When the Taioseach appeared on a ‘Newsweek’ list of the world’s top 10 leaders this week, the selective thinking behind his nomination brought some other historical giants to mind
THE NEWS THAT Brian Cowen has been deemed one of the world's 10 most respected leaders by Newsweekmagazine was met with some incredulity here last week. The Taoiseach was singled out for "prescribing harsh medicine" and pushing through "austerity packages drastic enough to win the admiration of the international community". But reporter William Underhill scolds the Irish electorate for not "showing much gratitude".

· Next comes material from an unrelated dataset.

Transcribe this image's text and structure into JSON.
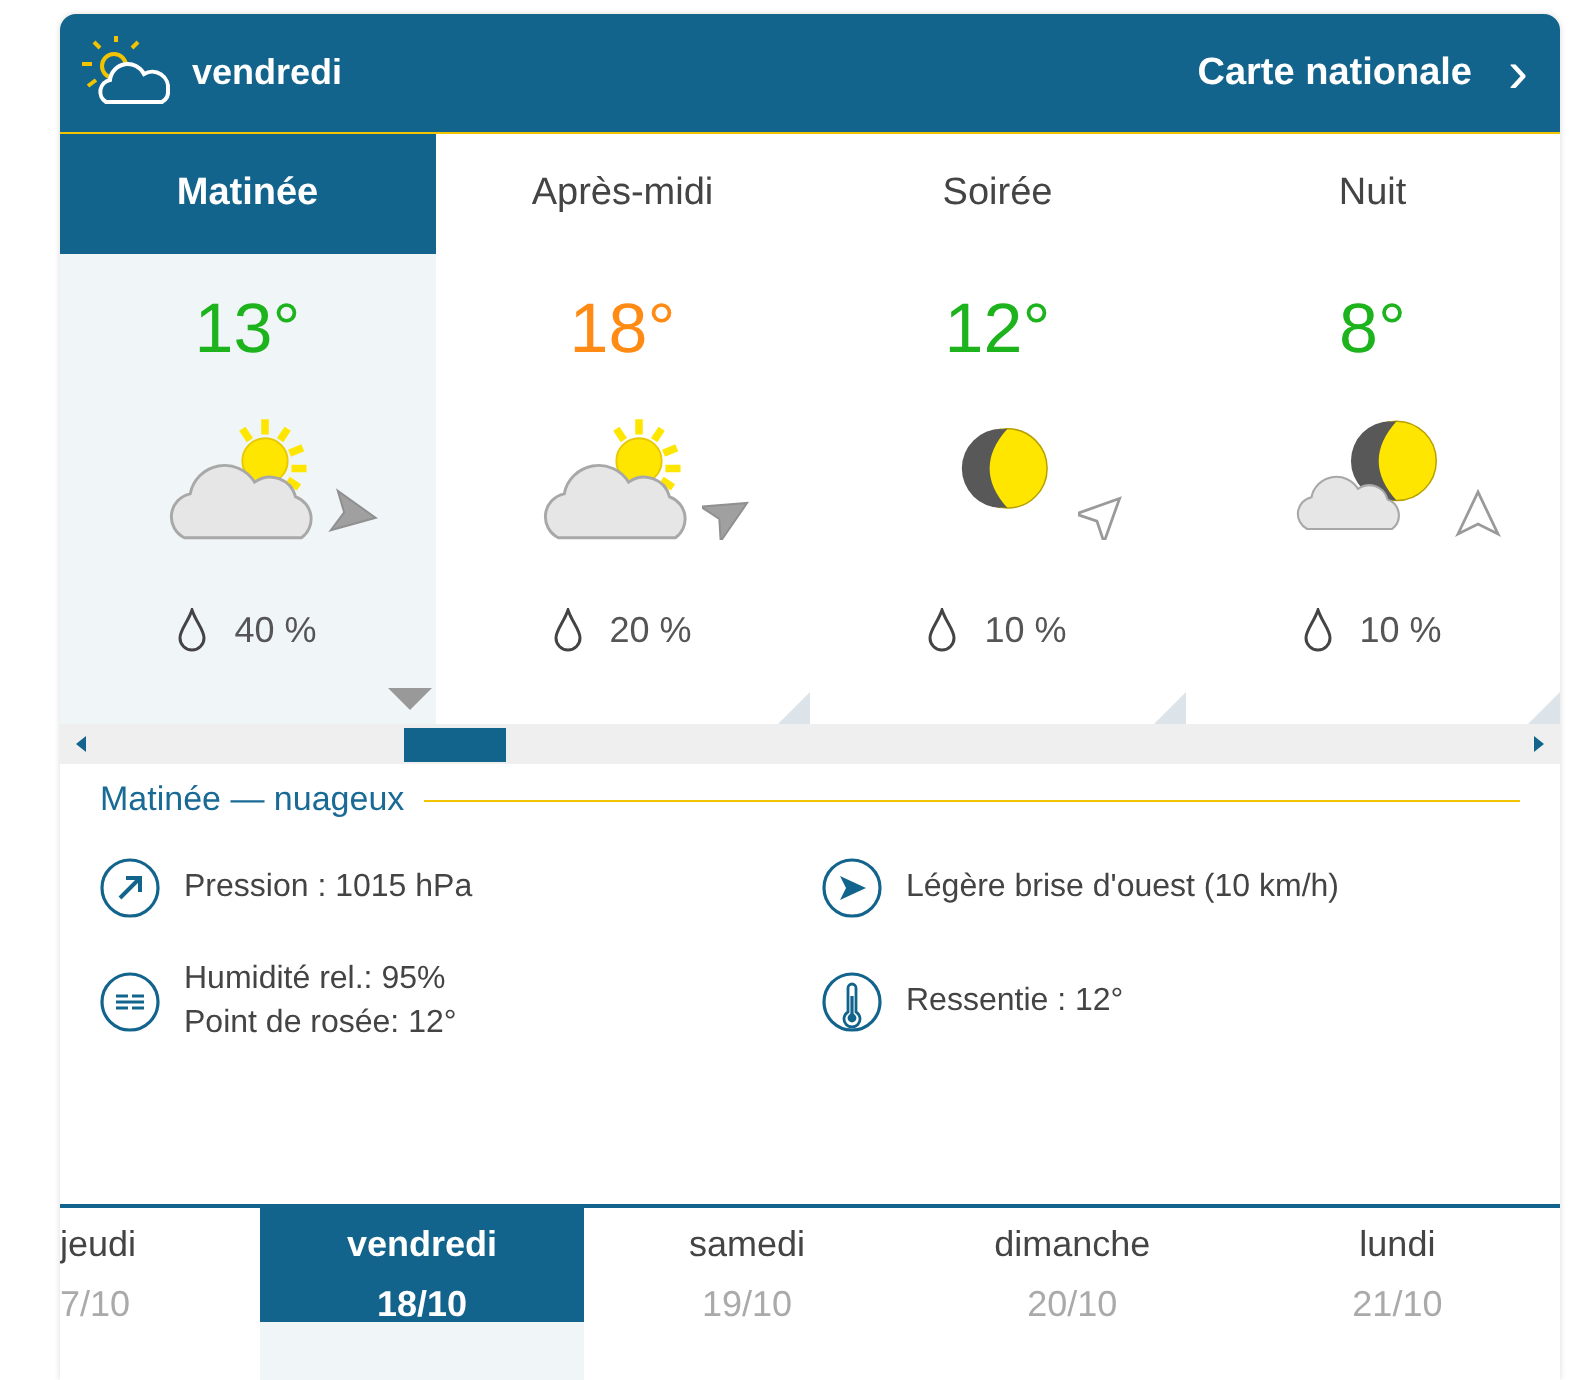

It need hardly be pointed out that while prescribing harsh medicine is a thankless task, a leader is particularly unlikely to be thanked when they were partially responsible for the illness in the first place – something Underhill neglects to point out. As such, Newsweekis being a tad selective about the criteria on which it is judging Cowen. But this is small potatoes in the selective praise stakes. Here are just some of the leaders whose achievements have been overshadowed by their flaws, misjudgments and, well, crimes.
BENITO MUSSOLINI
AchievementGetting the trains to run on time
The prototypical beneficiary of misplaced praise, Il Duce still gets an inordinate amount of credit for whipping the Italian rail network into shape, conveniently glossing over the whole fascism thing. Inattentive history students could be forgiven for thinking the Italian dictator was merely a glorified Fat Controller.
BORIS YELTSIN
AchievementReforming post-communist Russia
As the man who precipitated the end of the USSR, Yeltsin was always going to be fondly thought of in the West, particularly after his zealous introduction of free-market reforms to the Russian economy. Unfortunately, that process of reform is now a study in how not to run an economy in transition. The only winners were the oligarchs, while the general population saw its standard of living fall. The fact that Yeltsin was drunk at the wheel while this happened hasn’t helped his legacy.
RAFAEL TRUJILLO
AchievementVisionary environmentalist
Latin American dictators don’t get much more tyrannical than Rafael Trujillo, whose long rule over the Dominican Republic, from 1930 until he was assassinated, in 1961, was marked by massacres, brutal oppression and a personality cult. Still, he founded the country’s nature-reserve system, thus preserving huge amounts of forestry, unlike neighbouring Haiti, which has lost nearly all its trees. Trujillo’s successor, the only slightly less authoritarian Joaquín Balaguer, continued his policies, and today nearly a third of the Dominican Republic is a nature reserve.
ALBERTO FUJIMORI
AchievementStamping out terrorism
Peru’s colourful former prime minister is currently in prison for – deep breath – authorising kidnapping and murder; and for human-rights violations and bribery. He did, however, succeed in defeating the dreaded Shining
Path terrorist group. Given the current vogue for anti-terrorist policies at the expense of civil liberties, he was probably just ahead of his time.
FIDEL CASTRO
AchievementHealth care for all
Forget harsh medicine, Castro focused on the real deal. His blithe approach to human rights and his authoritarian approach to dissent, not to mention the interminable speeches, will always give Castro students pause, but when it comes to providing value-for-money healthcare to his citizens he truly was top class. Despite that, even those people who cite Cuba’s relatively low infant-mortality rate probably like Fidel mainly for his indefatigable resistance to decades of US hostility.
FERDINAND MARCOS
AchievementDeveloped infrastructure
There’s not much glamour in building roads, bridges and electrical grids, but when you’re in charge of the Philippines in the 1960s it’s not a bad idea at all. Altogether less praiseworthy were Marcos’s kleptocratic tendencies and assassinations of political rivals. It says a lot about western indifference to international affairs that he’ll probably be remembered for his wife’s shoe collection.
GEORGE W BUSH
AchievementClearing brush in Crawford
From the most visible disasters (Iraq, not catching Osama bin Laden, Hurricane Katrina) to more mundane failures (No Child Left Behind leaving children behind, the Clear Skies Act reducing pollution controls), Dubya doesn’t have too much to recommend him. But if we restrict our evaluation to his engagement in the Sisyphean task of clearing brush from his ranch in Crawford, we can see his leadership in a whole new light: unwavering in pursuit of a pointless goal.